Çiftçiler Birliğinin hafta boyunca günlük bazı gazetelere verdiği ilanlarda,

tarih olarak verilen (30.6.2015) yarın, yeri göğü inletecek bir eylemin çağrısı yapılıyordu.

Toplanma yerinin Hamit köy ve Gönyeli çemberinin olacağı ifade edilen eylem çağrısı yarın gerçekleşir mi, gerçekleşemez mi doğrusu kestiremiyorum.

Zira, Toprak Ürünleri Kurumunun Pazara denk düşen tarihte apar topar yapmış olduğu fiyat açıklamasındaki miktarların çiftçiler tarafından kabul görmeyeceği büyük ihtimal ama yine de açık bir kapı bırakmak istiyorum.

Gelelim Çiftçiler Birliğinin eyleminin zamanlamasındaki tercihine!

Yarın yapılacak olan ve yeri göğü inleteceği ifade edilen eylem neye benzer bilir misiniz?

Meclisin tatile denk düşen, örneğin Pazar günü, meclise yürümeye ve yaşananları protesto etmeye benzer!

Başbakan istifa etmiş, yeni kabine kurma çalışmalarının yapıldığı ilan edilmiş, Kalyoncu, M.Ali Talatla kafa kafaya vermiş isim bazında çalışmalar yapıyor, Çiftçiler Birliği eyleme gitmiş.

Yeri de göğü de inletseniz kimin umurunda!

Hele yeni kabinede, yeni Tarım Bakan isimlerinin de telaffuz edilmesi Önder Sennaroğlunun Bakan yapılmayacağı söylemleri, yapılan eylemin sonuçlarının pek de bir şey ifade etmeyeceğini ilan etmiyor mu ?

Geçmiş dönemlerde yıllarca Çiftçiler Birliği Yönetim Kurulu üyeliği ve Başkanlığı yapmış değerli bir dostumdan bu konuyla ilgili olarak görüş istedim.
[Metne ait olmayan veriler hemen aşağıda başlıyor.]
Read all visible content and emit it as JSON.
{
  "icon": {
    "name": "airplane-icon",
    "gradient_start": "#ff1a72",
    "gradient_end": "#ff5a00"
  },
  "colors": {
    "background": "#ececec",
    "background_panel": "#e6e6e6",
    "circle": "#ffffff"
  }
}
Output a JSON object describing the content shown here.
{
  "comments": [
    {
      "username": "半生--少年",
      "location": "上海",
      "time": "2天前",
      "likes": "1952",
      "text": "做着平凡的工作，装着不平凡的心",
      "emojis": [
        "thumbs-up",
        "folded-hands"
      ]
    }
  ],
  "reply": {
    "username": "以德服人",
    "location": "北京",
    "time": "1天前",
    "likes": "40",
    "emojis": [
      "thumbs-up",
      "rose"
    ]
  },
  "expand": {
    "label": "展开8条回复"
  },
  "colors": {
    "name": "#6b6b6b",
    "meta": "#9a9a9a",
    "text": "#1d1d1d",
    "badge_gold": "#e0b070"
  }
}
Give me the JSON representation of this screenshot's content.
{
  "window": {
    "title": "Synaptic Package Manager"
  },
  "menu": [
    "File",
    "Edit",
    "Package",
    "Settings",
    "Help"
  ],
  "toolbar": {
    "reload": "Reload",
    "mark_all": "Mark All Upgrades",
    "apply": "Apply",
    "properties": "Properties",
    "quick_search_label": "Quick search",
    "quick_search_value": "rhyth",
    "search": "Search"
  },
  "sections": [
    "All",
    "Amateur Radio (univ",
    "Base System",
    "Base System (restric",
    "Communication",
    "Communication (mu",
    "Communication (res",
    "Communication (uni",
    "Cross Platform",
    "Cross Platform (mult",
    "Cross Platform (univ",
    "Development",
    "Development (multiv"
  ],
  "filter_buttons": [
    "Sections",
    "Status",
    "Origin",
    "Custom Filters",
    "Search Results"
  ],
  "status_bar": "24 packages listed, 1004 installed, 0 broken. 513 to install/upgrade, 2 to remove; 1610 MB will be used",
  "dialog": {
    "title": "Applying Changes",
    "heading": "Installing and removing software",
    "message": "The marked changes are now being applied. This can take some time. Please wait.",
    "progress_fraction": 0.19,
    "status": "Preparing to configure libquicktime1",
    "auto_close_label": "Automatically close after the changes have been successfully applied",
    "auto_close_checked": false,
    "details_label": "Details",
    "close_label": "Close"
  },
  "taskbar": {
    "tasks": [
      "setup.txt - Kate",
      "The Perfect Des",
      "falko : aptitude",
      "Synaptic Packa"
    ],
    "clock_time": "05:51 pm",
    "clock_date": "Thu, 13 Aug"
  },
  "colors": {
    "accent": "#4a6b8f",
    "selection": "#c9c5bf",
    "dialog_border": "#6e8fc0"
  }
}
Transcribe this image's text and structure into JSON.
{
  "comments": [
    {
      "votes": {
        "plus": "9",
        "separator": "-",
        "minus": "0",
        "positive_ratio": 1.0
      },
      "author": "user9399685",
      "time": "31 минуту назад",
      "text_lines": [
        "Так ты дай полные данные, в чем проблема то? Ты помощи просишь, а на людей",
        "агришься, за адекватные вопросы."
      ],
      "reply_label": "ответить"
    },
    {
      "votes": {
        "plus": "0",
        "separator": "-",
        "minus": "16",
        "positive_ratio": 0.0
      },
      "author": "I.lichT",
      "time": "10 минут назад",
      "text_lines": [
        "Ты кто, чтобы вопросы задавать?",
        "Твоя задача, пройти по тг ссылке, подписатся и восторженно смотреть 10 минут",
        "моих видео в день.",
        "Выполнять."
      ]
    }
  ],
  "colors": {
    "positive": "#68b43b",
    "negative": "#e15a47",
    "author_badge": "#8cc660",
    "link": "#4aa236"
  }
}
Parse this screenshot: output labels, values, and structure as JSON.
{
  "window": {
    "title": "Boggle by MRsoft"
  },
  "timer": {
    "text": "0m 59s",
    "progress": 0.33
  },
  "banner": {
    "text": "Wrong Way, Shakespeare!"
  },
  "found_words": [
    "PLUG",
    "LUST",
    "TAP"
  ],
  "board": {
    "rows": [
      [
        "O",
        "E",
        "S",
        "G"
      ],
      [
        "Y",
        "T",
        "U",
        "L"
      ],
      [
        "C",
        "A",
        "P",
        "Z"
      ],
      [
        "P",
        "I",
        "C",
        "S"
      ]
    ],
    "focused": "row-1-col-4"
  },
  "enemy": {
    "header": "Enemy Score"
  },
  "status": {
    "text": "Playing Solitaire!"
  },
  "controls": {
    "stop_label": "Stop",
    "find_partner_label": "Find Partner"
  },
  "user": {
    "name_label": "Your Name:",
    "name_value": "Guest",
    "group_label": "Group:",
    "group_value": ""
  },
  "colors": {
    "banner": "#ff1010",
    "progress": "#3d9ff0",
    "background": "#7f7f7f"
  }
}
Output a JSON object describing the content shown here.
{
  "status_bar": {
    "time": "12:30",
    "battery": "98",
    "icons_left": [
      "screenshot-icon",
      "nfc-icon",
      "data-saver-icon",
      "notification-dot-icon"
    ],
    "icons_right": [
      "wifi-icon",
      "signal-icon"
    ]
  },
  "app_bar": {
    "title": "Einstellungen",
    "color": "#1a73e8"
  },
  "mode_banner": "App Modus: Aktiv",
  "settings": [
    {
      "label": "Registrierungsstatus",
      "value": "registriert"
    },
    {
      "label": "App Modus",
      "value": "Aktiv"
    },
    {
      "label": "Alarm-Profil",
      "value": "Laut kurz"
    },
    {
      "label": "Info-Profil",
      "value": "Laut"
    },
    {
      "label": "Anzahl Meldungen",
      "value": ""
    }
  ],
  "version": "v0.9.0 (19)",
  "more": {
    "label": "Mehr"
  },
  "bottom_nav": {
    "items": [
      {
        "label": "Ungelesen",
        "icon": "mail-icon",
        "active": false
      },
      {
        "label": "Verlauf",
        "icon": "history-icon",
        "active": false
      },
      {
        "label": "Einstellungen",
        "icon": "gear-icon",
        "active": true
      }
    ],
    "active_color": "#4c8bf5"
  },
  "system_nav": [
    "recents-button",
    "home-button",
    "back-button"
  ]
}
Eylemin zamanlamasının yanlış olduğunu ifade etmesi yanında, hükümetin Çiftçilere karşı takınmış olduğu tavırdan da acı, acı yakındı ve bu tutumun devam etmesi halinde çiftçilik diye bir uğraşın ortadan kalkacağına vurgu yaptı.

Kurak geçen ve üst üste yaşanan yılların ardından, geçtiğimiz yıl bereketli yağmurlarla birlikte iyi sayılabilecek bir ürün elde edilmesi karşısında hükümet tefeci bir yaklaşımla ürün alım fiyatlarını, geçtiğimiz yıl devletin ürün satış fiyatlarının da altına çekti.

Adını da “uluslar arası piyasa ayarlaması” yaptı!

Geçtiğimiz yıl üreticiye 65 kuruştan satılan arpaya bu yıl devlet net 60 kuruş bedel biçtiğini açıkladı!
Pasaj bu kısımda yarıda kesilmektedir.